Since Paul Hadley did not drive motor vehicles, he often roamed Mooresville and the surrounding countryside on foot in search of landscapes to paint. Consequently, many of his best subjects were drawn within the vicinity of the three Mooresville homes in which he lived for much of his life.

Warren Z. Ayers house (built in 1890)
35 East South Street, Mooresville, Indiana
Residence of Paul Hadley (until 1950)
(2009 photo)
(Click images to enlarge)

Paul Hadley's mother, Ella Hadley, bought the Ayres house in 1907, with title passing to Paul in 1930.  This was where Paul lived when he designed the Indiana State Flag in 1916. Paul used a second floor bedroom as his painting studio, which had both north and south windows. Paul and his brother Evan lived there until 1950, when he sold the property to Mr. and Mrs. Horace Adams.

The Ayers house was not the first Mooresville home for Paul Hadley's family, however.  The first was on West South Street.

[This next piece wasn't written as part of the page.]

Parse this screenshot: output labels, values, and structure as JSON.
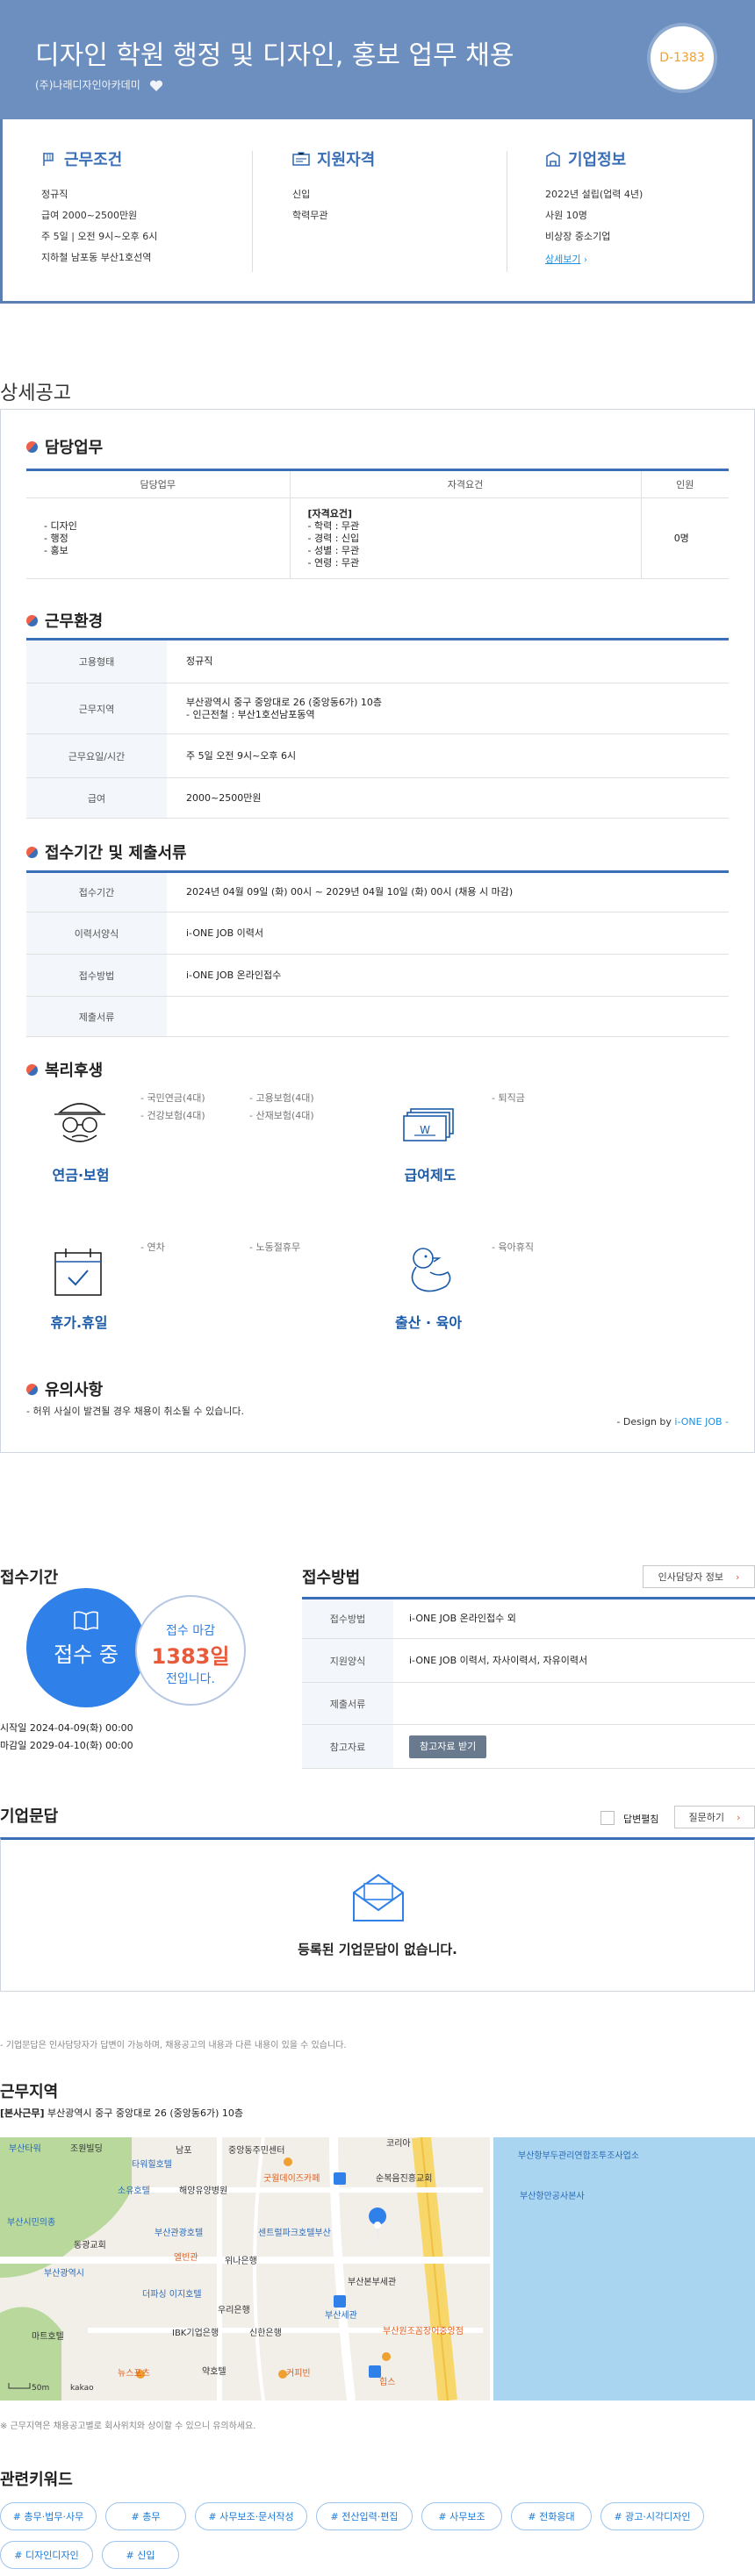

Paul Hadley designed this house at the west end
of South Street in Mooresville for his parents
(constructed in 1902-1903)

On October 14, 1902, Dr. Evan and Ella Hadley, Paul's parents, purchased land at the west end of South Street from Robert and Livisa Scott.  Paul designed the house constructed there for his parents.  His father died in 1903.  On March 9, 1907, the property was sold to Theodore and Margaret Romine, whose daughter, Becky Hardin, was Paul Hadley's biographer, as well as the Morgan County Historian for many years.

Paul Hadley, who was architecturally, as well as artistically, educated, apparently was not a huge fan of his house design:

  • "Paul Hadley designed his first home in Mooresville which was owned by his parents. He once said he wasn't proud of the house and didn't think it is attractive.  Single dormer windows, a central hall, and full length west porch with white columns may have been inspired by a variety of [architecture types], and could be called a Victorian eclectic design.  Four outside doors, one on each side [of] the house, provided easy exit to a lawn planted with peonies, oriental poppies, iris, and flowering shrubs. [. . .] About 1926 the house was moved north to 320 Lockerbie Street, and the west side was turned east to face the street. The large white columns were replaced with ornamental iron." [Hardin, Becky (1976). The Indiana State Flag, Its Designer (Biography of Paul Hadley with Anthology of his Paintings), p. 7. Mooresville, Indiana : B. Hardin.]
The last house in Mooresville in which Paul Hadley resided was located at 23 East Washington Street, where he and brother Evan lived until 1956.  It was close to the Indianapolis-Vincennes bus line, which Paul rode regularly.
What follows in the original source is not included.